London bets on savings
The British government is preparing to unveil a budget on Thursday that combines across-the-board tax increases and government spending cuts to give markets seriousness, signaling the return of austerity across the Channel.
In the midst of a cost-of-living crisis and with the country looking headed for recession, Chancellor of the Exchequer Jeremy Hunt’s presentation to parliament will notably need to complete the repair of the damage caused by the government’s “mini-budget”. by the short-lived Prime Minister Liz Truss.
Combining massive support for energy bills and across-the-board tax cuts, this colossal project, estimated at between £100 and £200 billion, was to be financed mainly by borrowing from markets in the full swing of inflation and interest rates.
It panicked the markets and resulted in the pound falling to a record low, while government borrowing rates rose, with household and business credit conditions in their wake. The Bank of England had to intervene immediately.
“Fighting inflation is my top priority and that will guide the tough tax and spending decisions we will announce on Thursday,” Hunt said on Tuesday, reacting to a small rise in unemployment between July and September.
These accents remind Britons of the severe austerity measures imposed in the wake of the 2008 financial crisis, which resulted in severe cuts to public services, the effects of which are still being felt today, particularly in health.
However, Prime Minister Rishi Sunak’s government is ensuring that the most disadvantaged are less affected, while many Britons sometimes have to choose between heating and food.
“It will be a very difficult (budget) presentation, because we will ask everyone to contribute more.

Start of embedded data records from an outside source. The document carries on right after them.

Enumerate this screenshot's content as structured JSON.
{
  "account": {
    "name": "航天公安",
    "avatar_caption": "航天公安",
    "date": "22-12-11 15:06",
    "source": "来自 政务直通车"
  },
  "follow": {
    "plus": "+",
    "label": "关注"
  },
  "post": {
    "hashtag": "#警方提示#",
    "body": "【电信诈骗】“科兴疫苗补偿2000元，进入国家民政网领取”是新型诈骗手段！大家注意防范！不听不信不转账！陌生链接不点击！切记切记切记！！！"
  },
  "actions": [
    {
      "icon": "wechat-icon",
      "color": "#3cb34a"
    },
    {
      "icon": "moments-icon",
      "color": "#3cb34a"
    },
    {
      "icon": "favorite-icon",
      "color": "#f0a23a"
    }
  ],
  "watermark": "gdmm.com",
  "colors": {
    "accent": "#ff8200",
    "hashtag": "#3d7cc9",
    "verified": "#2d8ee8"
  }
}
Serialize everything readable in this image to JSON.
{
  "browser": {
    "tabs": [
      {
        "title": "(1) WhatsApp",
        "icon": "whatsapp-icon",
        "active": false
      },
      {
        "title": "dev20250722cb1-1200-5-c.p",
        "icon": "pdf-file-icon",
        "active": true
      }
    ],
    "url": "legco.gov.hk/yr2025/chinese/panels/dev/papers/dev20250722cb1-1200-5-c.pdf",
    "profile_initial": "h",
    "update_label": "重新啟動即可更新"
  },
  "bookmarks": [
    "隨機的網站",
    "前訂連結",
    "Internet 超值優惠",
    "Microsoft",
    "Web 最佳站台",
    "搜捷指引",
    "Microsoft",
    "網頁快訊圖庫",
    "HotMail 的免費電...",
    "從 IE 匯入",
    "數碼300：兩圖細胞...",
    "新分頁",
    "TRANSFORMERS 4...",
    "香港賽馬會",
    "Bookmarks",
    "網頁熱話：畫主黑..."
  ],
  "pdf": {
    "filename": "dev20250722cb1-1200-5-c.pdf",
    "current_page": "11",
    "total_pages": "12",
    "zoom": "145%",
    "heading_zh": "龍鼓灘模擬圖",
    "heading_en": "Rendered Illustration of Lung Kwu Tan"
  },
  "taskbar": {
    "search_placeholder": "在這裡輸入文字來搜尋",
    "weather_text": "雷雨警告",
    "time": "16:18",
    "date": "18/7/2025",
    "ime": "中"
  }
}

But we will ask people who have more to contribute more, Hunt told British MPs on Tuesday.
In particular, he assured that the government would continue to help households with their energy bills, even after the winter.
According to the British press, a revaluation of pensions and allowances in line with inflation would also be on the table.

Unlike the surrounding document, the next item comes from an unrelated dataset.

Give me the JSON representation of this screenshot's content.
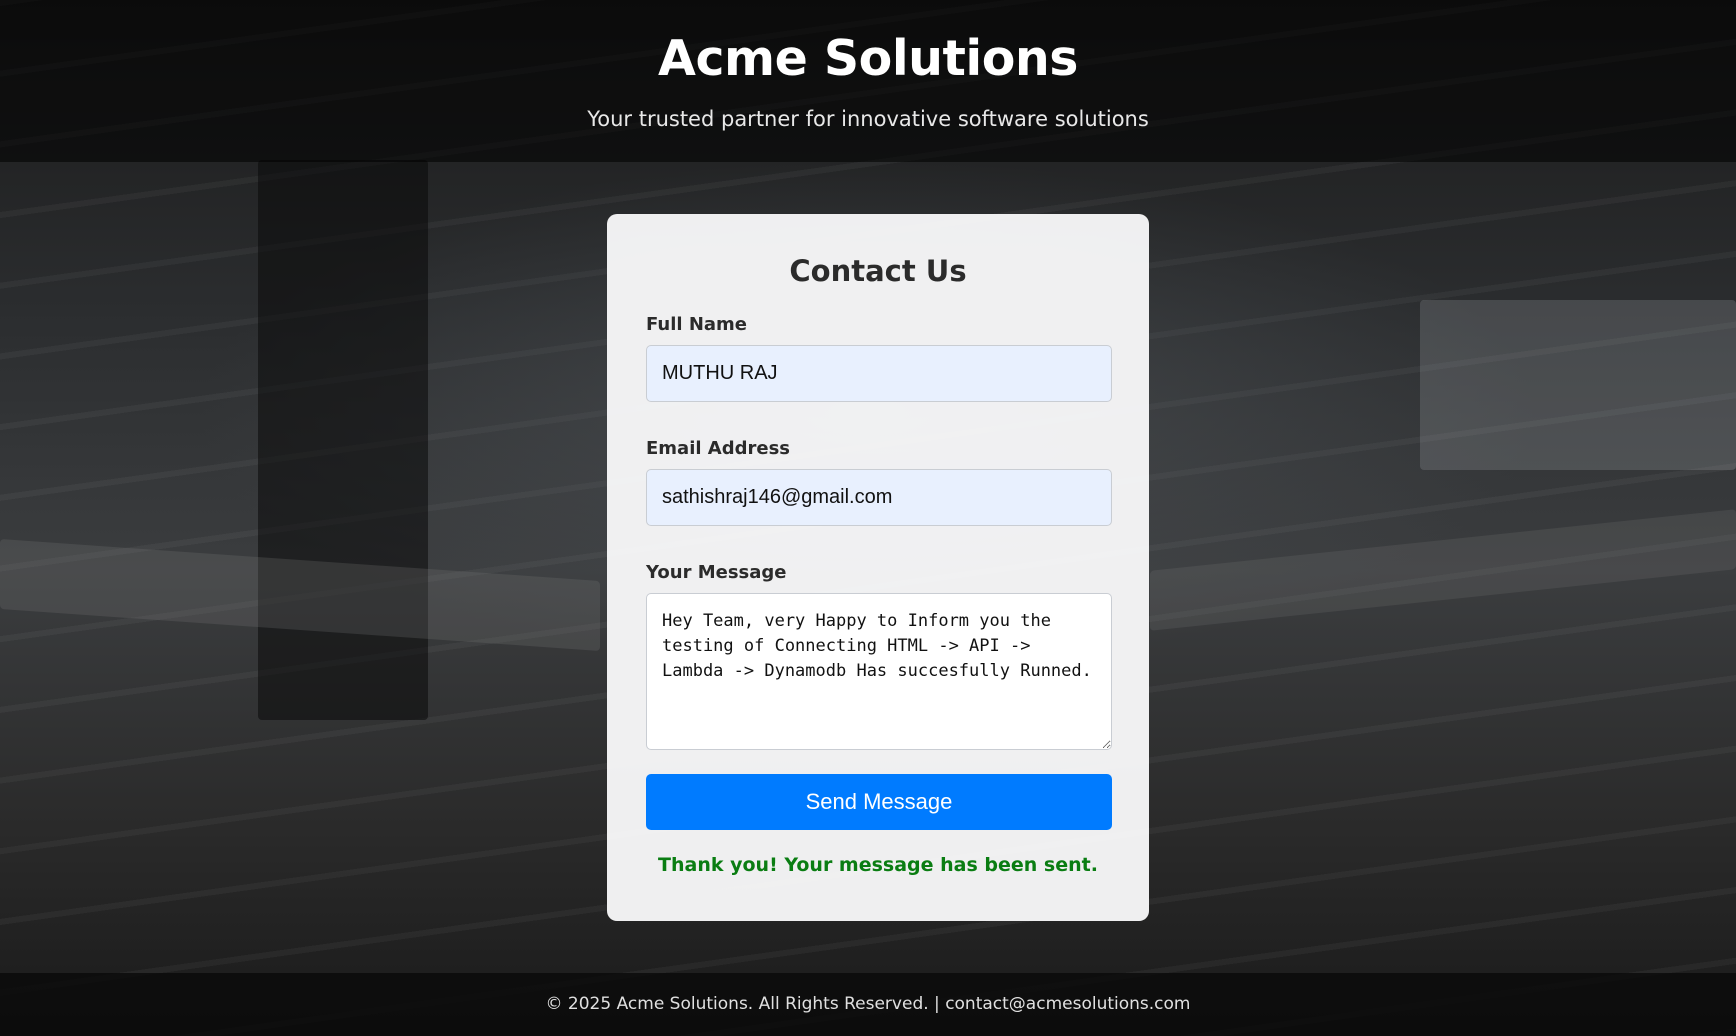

The bosses of Britain’s biggest supermarkets also published an open letter on Tuesday calling on the government to extend a free school meals program to all children from the poorest families.
Meanwhile, according to the British press, the government is seeking between 50 and 60 billion pounds in tax increases and spending cuts.
The energy giants, who have reaped record profits with skyrocketing market prices, should be put into action: An extraordinary tax, initially set at 25% of profits but including huge exemptions and planned until 2025, could be raised and extended .
The chancellor is also preparing to introduce a new 40% tax targeting all electricity producers, which have also benefited from soaring energy and electricity prices, the Financial Times said on Tuesday.
Another expected force of action: the freezing of certain tax thresholds, especially on income.
With inflation at 10%, this means that households whose incomes have been inflated by wage rises, even below inflation, will automatically be thrown into the upper tax bracket: a de facto tax rise.
Expected outcome, according to Deutsche Bank: “A deep recession in 2023 with growth likely anemic until at least 2025.”
The Bank of England is predicting an economic downturn that could be the longest the UK has ever seen.
Russ Mould, an analyst at AJ Bell, notes that although Mr. Boasting “a good start” with interest rate easing and the pound on the way, Hunt said, “voters are still waiting to see the basics of a solid long-term plan.
The country’s main employers’ organisation, the CBI, is calling on the government to take “bold policy decisions” to ease immigration rules in the wake of Brexit and ease labor shortages hampering businesses.